A project was initiated by Petrobras to map the steam-front progress in a steam-assisted-production heavy-oil field. A distributed-temperature-sensing (DTS) system was installed to monitor the temperature distribution in a wellbore of a pilot program having three producers and one continuous-steam-injection well.
In heavy-oil fields produced by steam injection, companies seek information to improve the drive mechanism that moves the crude oil into the wellbore. Monitoring equipment and interpretive-software tools help to achieve production requirements, maintain economic feasibility, and promote safety. In this project, high-temperature conditions were factors also.
Optical-fiber DTS is a downhole-monitoring technology that provides permanent and continuous well-temperature profiling. This method enables real-time data collection, whereas traditional downhole monitoring during production provides temperature data only at a fixed point for each reading. Alternatively, wireline temperature logs can be run, but this method does not offer continuous monitoring and it affects production. With the DTS technique, the optical fiber typically is attached to the tubing and provides a complete log of the well temperature for each reading, enabling permanent and continuous monitoring without production interruption. Steam-front progress, which can improve the understanding of the reservoir geological model, can be followed; steam-breakthrough can be identified; and improved injection-efficiency then can be achieved.

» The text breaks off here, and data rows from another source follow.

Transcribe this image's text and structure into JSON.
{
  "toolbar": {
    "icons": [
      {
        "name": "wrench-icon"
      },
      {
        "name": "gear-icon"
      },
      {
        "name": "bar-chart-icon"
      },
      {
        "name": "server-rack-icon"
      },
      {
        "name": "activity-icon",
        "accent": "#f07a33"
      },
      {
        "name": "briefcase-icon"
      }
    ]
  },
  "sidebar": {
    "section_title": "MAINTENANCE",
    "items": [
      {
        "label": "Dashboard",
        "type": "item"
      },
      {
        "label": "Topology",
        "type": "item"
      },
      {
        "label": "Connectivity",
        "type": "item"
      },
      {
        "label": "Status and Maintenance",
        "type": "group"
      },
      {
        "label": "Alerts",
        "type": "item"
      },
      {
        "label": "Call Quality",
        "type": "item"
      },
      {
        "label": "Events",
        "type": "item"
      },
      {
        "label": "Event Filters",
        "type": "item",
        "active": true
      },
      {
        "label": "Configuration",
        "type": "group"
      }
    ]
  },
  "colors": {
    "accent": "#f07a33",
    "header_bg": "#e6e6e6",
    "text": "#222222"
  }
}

Estreito is an onshore field in northeast Brazil, 180 km from the city of Natal. This field is part of the Potiguar basin. The main reservoirs are Açu 100 and Açu 50/60, which are part of the Açu formation. These shallow reservoirs (approximately 200 m deep) originated from a fluvial depositional system. They have strong heterogeneities, have a strong active bottom aquifer (Açu 100), and are controlled by an ensemble of faults known as Carnaubais. The 15°API oil has high viscosity (2,000 cp).

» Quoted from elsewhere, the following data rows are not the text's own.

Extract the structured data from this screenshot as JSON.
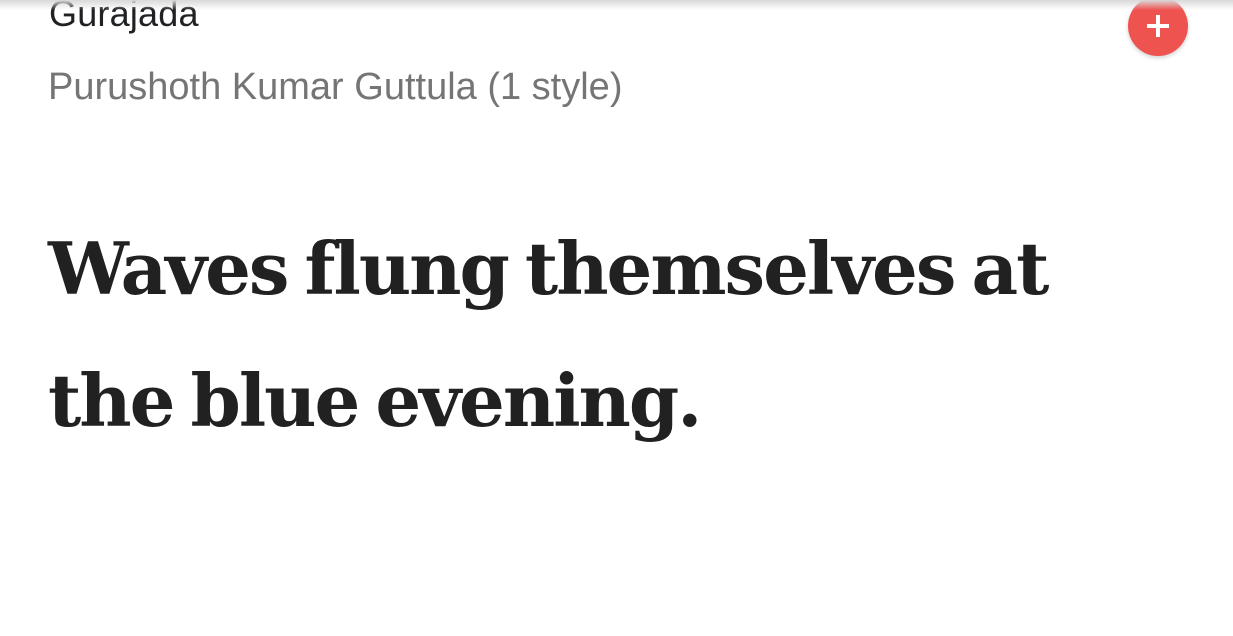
{
  "font_card": {
    "font_name": "Gurajada",
    "designer_line": "Purushoth Kumar Guttula (1 style)",
    "sample_text": "Waves flung themselves at the blue evening.",
    "add_button_color": "#ef5350"
  },
  "icons": {
    "add": "plus-icon"
  }
}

Cyclic steam injection began in 1984 as an improved-recovery process. This method is no longer economically viable and is being replaced by continuous steam injection.
The efficiency of continuous steam injection is related directly to knowledge of heat-flow paths, which is reflected in the steam/oil ratio and the recovery factor of the area. Therefore, the operator has monitored heat transfer throughout the field since the beginning of steam injection.